The active handles accounting was both using atomic counter and ISC_LIST
to keep track of active handles. Remove the atomic counter that was in
use before the ISC_LIST was added for better tracking of the handles
attached to the socket.
Instead of calling isc__nmhandle_detach calling
nmhandle_detach_cb() asynchronously when there's closehandle_cb
initialized, convert the closehandle_cb to use isc_job, and make the
isc__nmhandle_detach() to be fully synchronous.
The netmgr connect, read and send callbacks can now only be executed on
the same loop, convert it from asynchronous netievent queue event to
more direct isc_job.
Return 'isc_result_t' type value instead of 'bool' to indicate
the actual failure. Rename the function to something not suggesting
a boolean type result. Make changes in the places where the API
function is being used to check for the result code instead of
a boolean value.
Change the per-socket inactive uvreq cache (implemented as isc_astack)
to per-worker memory pool.
Change the per-socket inactive nmhandle cache (implemented as
isc_astack) to unlocked per-socket ISC_LIST.
Always track the per-worker sockets in the .active_sockets field in the
isc__networker_t struct and always track the per-socket handles in the
.active_handles field ian the isc_nmsocket_t struct.
On some platforms, when a synchronizing barrier is cleared, one
thread can progress while other threads are still in the process
of releasing the barrier. If a barrier is reused by the progressing
thread during this window, it can cause a deadlock. This can occur if,
for example, we stop listening immediately after we start, because the
stop and listen functions both use socket->barrier. This has been
addressed by using separate barrier objects for stop and listen.
This commit replaces ad-hoc code for send requests buffer management
within TLS with the one based on isc_buffer_t.
Previous version of the code was trying to use pre-allocated small
buffers to avoid extra allocations. The code would allocate a larger
dynamic buffer when needed. There is no need to have ad-hoc code for
this, as isc_buffer_t now provides this functionality internally.

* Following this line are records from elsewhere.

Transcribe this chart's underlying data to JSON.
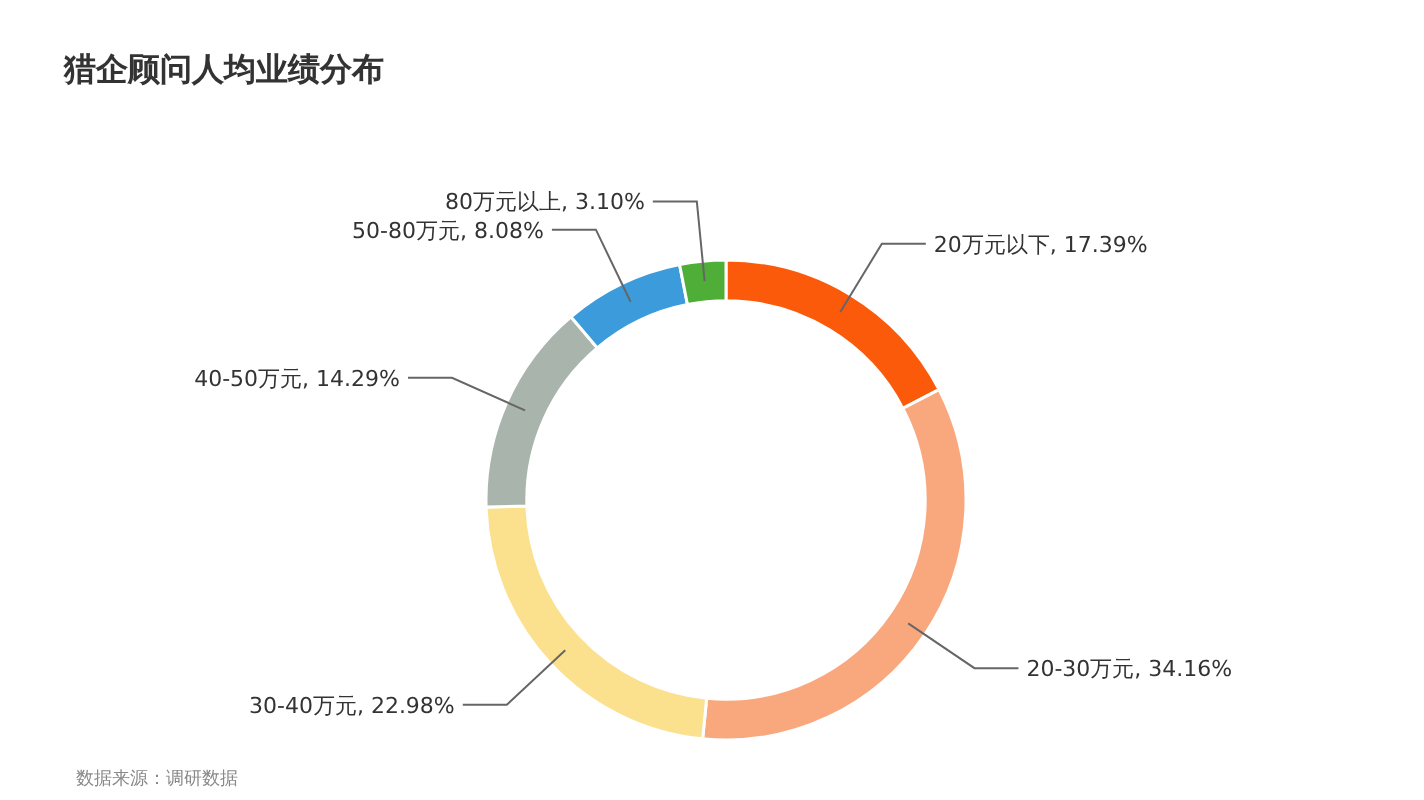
{
  "chart_data": {
    "type": "donut",
    "title": "猎企顾问人均业绩分布",
    "categories": [
      "20万元以下",
      "20-30万元",
      "30-40万元",
      "40-50万元",
      "50-80万元",
      "80万元以上"
    ],
    "values": [
      17.39,
      34.16,
      22.98,
      14.29,
      8.08,
      3.1
    ],
    "value_labels": [
      "17.39%",
      "34.16%",
      "22.98%",
      "14.29%",
      "8.08%",
      "3.10%"
    ],
    "colors": [
      "#fa5a0a",
      "#f9a87e",
      "#fbe08e",
      "#a9b4ad",
      "#3b9bdb",
      "#4fae37"
    ],
    "annotations": [
      "数据来源：调研数据"
    ],
    "legend": false
  }
}
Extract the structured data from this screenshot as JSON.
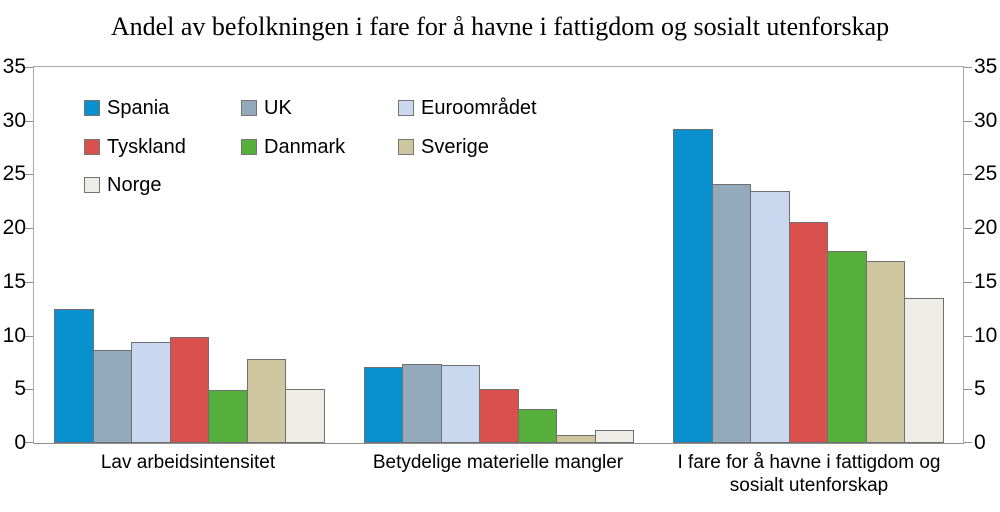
{
  "chart_data": {
    "type": "bar",
    "title": "Andel av befolkningen i fare for å havne i fattigdom og sosialt utenforskap",
    "categories": [
      "Lav arbeidsintensitet",
      "Betydelige materielle mangler",
      "I fare for å havne i fattigdom og sosialt utenforskap"
    ],
    "series": [
      {
        "name": "Spania",
        "color": "#0990CF",
        "values": [
          12.5,
          7.1,
          29.2
        ]
      },
      {
        "name": "UK",
        "color": "#93AABD",
        "values": [
          8.7,
          7.4,
          24.1
        ]
      },
      {
        "name": "Euroområdet",
        "color": "#C9D8EE",
        "values": [
          9.4,
          7.3,
          23.5
        ]
      },
      {
        "name": "Tyskland",
        "color": "#D9504D",
        "values": [
          9.9,
          5.0,
          20.6
        ]
      },
      {
        "name": "Danmark",
        "color": "#56AF3B",
        "values": [
          4.9,
          3.2,
          17.9
        ]
      },
      {
        "name": "Sverige",
        "color": "#CDC69E",
        "values": [
          7.8,
          0.7,
          16.9
        ]
      },
      {
        "name": "Norge",
        "color": "#EEECE6",
        "values": [
          5.0,
          1.2,
          13.5
        ]
      }
    ],
    "ylim": [
      0,
      35
    ],
    "yticks": [
      0,
      5,
      10,
      15,
      20,
      25,
      30,
      35
    ],
    "grid": false,
    "axis_sides": [
      "left",
      "right"
    ],
    "legend_position": "top-left-inside"
  }
}
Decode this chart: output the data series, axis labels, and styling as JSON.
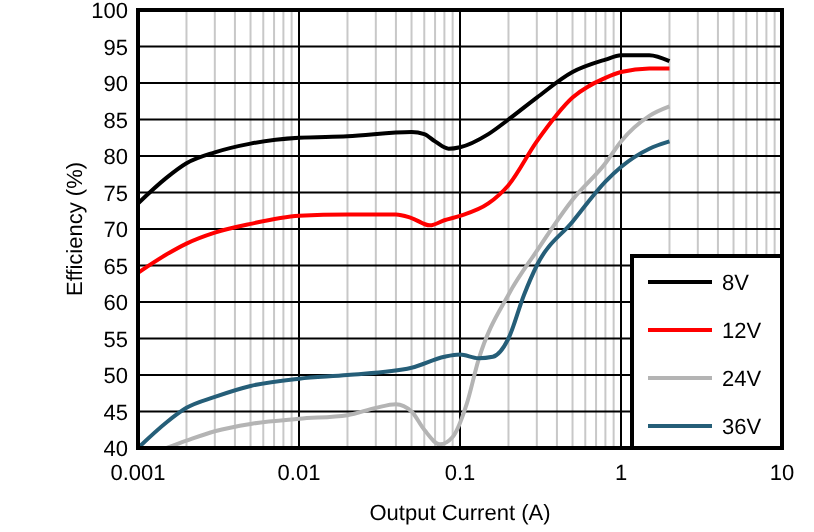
{
  "chart_data": {
    "type": "line",
    "xlabel": "Output Current (A)",
    "ylabel": "Efficiency (%)",
    "log": "x",
    "grid": true,
    "legend": "bottom right",
    "line_style": "solid",
    "marker": "none",
    "xlim": [
      0.001,
      10
    ],
    "xticks": [
      0.001,
      0.01,
      0.1,
      1,
      10
    ],
    "ylim": [
      40,
      100
    ],
    "yticks": [
      40,
      45,
      50,
      55,
      60,
      65,
      70,
      75,
      80,
      85,
      90,
      95,
      100
    ],
    "series": [
      {
        "name": "8V",
        "color": "#000000",
        "x": [
          0.001,
          0.0015,
          0.002,
          0.003,
          0.005,
          0.01,
          0.02,
          0.05,
          0.06,
          0.07,
          0.085,
          0.1,
          0.15,
          0.2,
          0.3,
          0.5,
          0.8,
          1,
          1.5,
          2
        ],
        "values": [
          73.5,
          77,
          79,
          80.5,
          81.7,
          82.5,
          82.7,
          83.3,
          83,
          82,
          81,
          81.2,
          83,
          85,
          88,
          91.5,
          93.2,
          93.8,
          93.8,
          93
        ]
      },
      {
        "name": "12V",
        "color": "#ff0000",
        "x": [
          0.001,
          0.0015,
          0.002,
          0.003,
          0.005,
          0.01,
          0.02,
          0.04,
          0.05,
          0.065,
          0.08,
          0.1,
          0.15,
          0.2,
          0.3,
          0.5,
          0.8,
          1,
          1.5,
          2
        ],
        "values": [
          64,
          66.5,
          68,
          69.5,
          70.7,
          71.8,
          72,
          72,
          71.5,
          70.5,
          71.2,
          71.8,
          73.5,
          76,
          82,
          88,
          90.7,
          91.5,
          92,
          92
        ]
      },
      {
        "name": "24V",
        "color": "#b4b4b4",
        "x": [
          0.0015,
          0.002,
          0.003,
          0.005,
          0.01,
          0.02,
          0.03,
          0.04,
          0.05,
          0.06,
          0.075,
          0.09,
          0.11,
          0.13,
          0.2,
          0.3,
          0.5,
          0.8,
          1,
          1.5,
          2
        ],
        "values": [
          40,
          41,
          42.3,
          43.3,
          44,
          44.5,
          45.5,
          46,
          45,
          42.5,
          40.5,
          41.5,
          46,
          52,
          61,
          67,
          74,
          79,
          82,
          85.5,
          86.8
        ]
      },
      {
        "name": "36V",
        "color": "#255e78",
        "x": [
          0.001,
          0.0015,
          0.002,
          0.003,
          0.005,
          0.01,
          0.02,
          0.05,
          0.08,
          0.1,
          0.13,
          0.16,
          0.2,
          0.25,
          0.3,
          0.5,
          0.8,
          1,
          1.5,
          2
        ],
        "values": [
          40,
          43.5,
          45.5,
          47,
          48.5,
          49.5,
          50,
          51,
          52.5,
          52.8,
          52.3,
          52.5,
          55,
          61,
          65,
          71,
          76.5,
          78.5,
          81,
          82
        ]
      }
    ]
  }
}
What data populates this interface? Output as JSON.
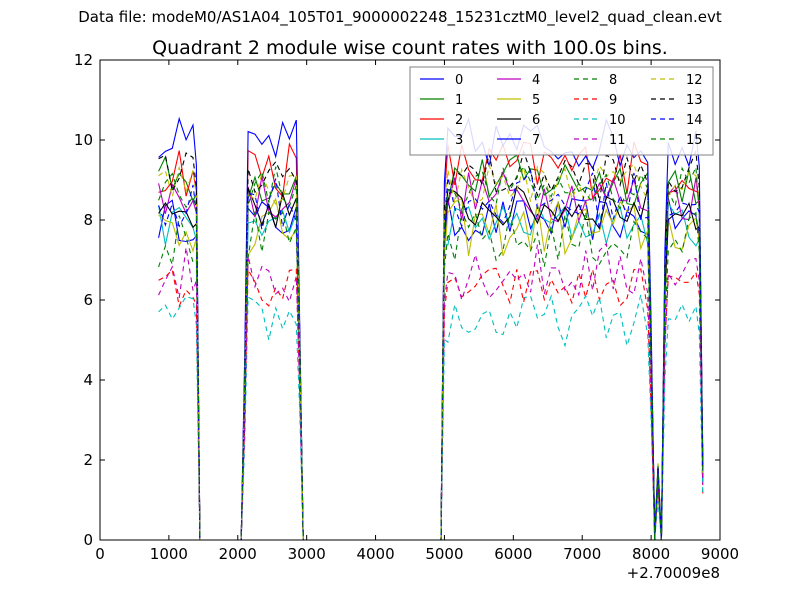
{
  "suptitle": "Data file: modeM0/AS1A04_105T01_9000002248_15231cztM0_level2_quad_clean.evt",
  "chart_data": {
    "type": "line",
    "title": "Quadrant 2 module wise count rates with 100.0s bins.",
    "xlabel": "",
    "ylabel": "",
    "x_offset_label": "+2.70009e8",
    "xlim": [
      0,
      9000
    ],
    "ylim": [
      0,
      12
    ],
    "xticks": [
      "0",
      "1000",
      "2000",
      "3000",
      "4000",
      "5000",
      "6000",
      "7000",
      "8000",
      "9000"
    ],
    "yticks": [
      "0",
      "2",
      "4",
      "6",
      "8",
      "10",
      "12"
    ],
    "grid": false,
    "legend_position": "top-right",
    "segments": [
      {
        "start": 850,
        "end": 1350
      },
      {
        "start": 2150,
        "end": 2850
      },
      {
        "start": 5050,
        "end": 7950
      },
      {
        "start": 8250,
        "end": 8650
      }
    ],
    "gap_bins": [
      1450,
      1550,
      1650,
      1750,
      1850,
      1950,
      2050,
      2950,
      3050,
      3150,
      3250,
      3350,
      3450,
      3550,
      3650,
      3750,
      3850,
      3950,
      4050,
      4150,
      4250,
      4350,
      4450,
      4550,
      4650,
      4750,
      4850,
      4950,
      8050,
      8150
    ],
    "edge_points": [
      {
        "x": 1400,
        "frac": 0.95
      },
      {
        "x": 1450,
        "frac": 0.0
      },
      {
        "x": 2050,
        "frac": 0.0
      },
      {
        "x": 2100,
        "frac": 0.45
      },
      {
        "x": 2900,
        "frac": 0.55
      },
      {
        "x": 2950,
        "frac": 0.0
      },
      {
        "x": 4950,
        "frac": 0.0
      },
      {
        "x": 5000,
        "frac": 0.92
      },
      {
        "x": 8000,
        "frac": 0.55
      },
      {
        "x": 8050,
        "frac": 0.03
      },
      {
        "x": 8100,
        "frac": 0.2
      },
      {
        "x": 8200,
        "frac": 0.75
      },
      {
        "x": 8700,
        "frac": 0.95
      },
      {
        "x": 8750,
        "frac": 0.2
      }
    ],
    "series": [
      {
        "name": "0",
        "color": "#0000ff",
        "dash": "solid",
        "level": 8.0
      },
      {
        "name": "1",
        "color": "#008000",
        "dash": "solid",
        "level": 9.0
      },
      {
        "name": "2",
        "color": "#ff0000",
        "dash": "solid",
        "level": 9.3
      },
      {
        "name": "3",
        "color": "#00bfbf",
        "dash": "solid",
        "level": 7.9
      },
      {
        "name": "4",
        "color": "#bf00bf",
        "dash": "solid",
        "level": 8.6
      },
      {
        "name": "5",
        "color": "#bfbf00",
        "dash": "solid",
        "level": 7.8
      },
      {
        "name": "6",
        "color": "#000000",
        "dash": "solid",
        "level": 8.3
      },
      {
        "name": "7",
        "color": "#0000ff",
        "dash": "solid",
        "level": 9.9
      },
      {
        "name": "8",
        "color": "#008000",
        "dash": "dashed",
        "level": 7.5
      },
      {
        "name": "9",
        "color": "#ff0000",
        "dash": "dashed",
        "level": 6.3
      },
      {
        "name": "10",
        "color": "#00bfbf",
        "dash": "dashed",
        "level": 5.5
      },
      {
        "name": "11",
        "color": "#bf00bf",
        "dash": "dashed",
        "level": 6.7
      },
      {
        "name": "12",
        "color": "#bfbf00",
        "dash": "dashed",
        "level": 8.9
      },
      {
        "name": "13",
        "color": "#000000",
        "dash": "dashed",
        "level": 9.1
      },
      {
        "name": "14",
        "color": "#0000ff",
        "dash": "dashed",
        "level": 8.5
      },
      {
        "name": "15",
        "color": "#008000",
        "dash": "dashed",
        "level": 8.8
      }
    ]
  }
}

Additionally to the above, the old version of the code lacked any
logic to reuse the dynamically allocated buffers. Now, as we do not
manage memory buffers, but isc_buffer_t objects, we can implement this
strategy. It can be in particular helpful for longer lasting
connections, as in this case the buffer will adjust itself to the size
of the messages being transferred. That is, it is in particular useful
for XoT, as Stream DNS happen to order send requests in such a way
that the send request will get reused.
The new internal function works in the same way as isc_nm_send()
except that it sends a DNS message size ahead of the DNS message
data (the format used in DNS over TCP).
The intention is to provide a fast path for sending DNS messages over
streams protocols - that is, without allocating any intermediate
memory buffers.
This commit optimises TLS send request object allocation to enable
send request object reuse, somewhat reducing pressure on the memory
manager. It is especially helpful in the case when Stream DNS uses the
TLS implementation as the transport.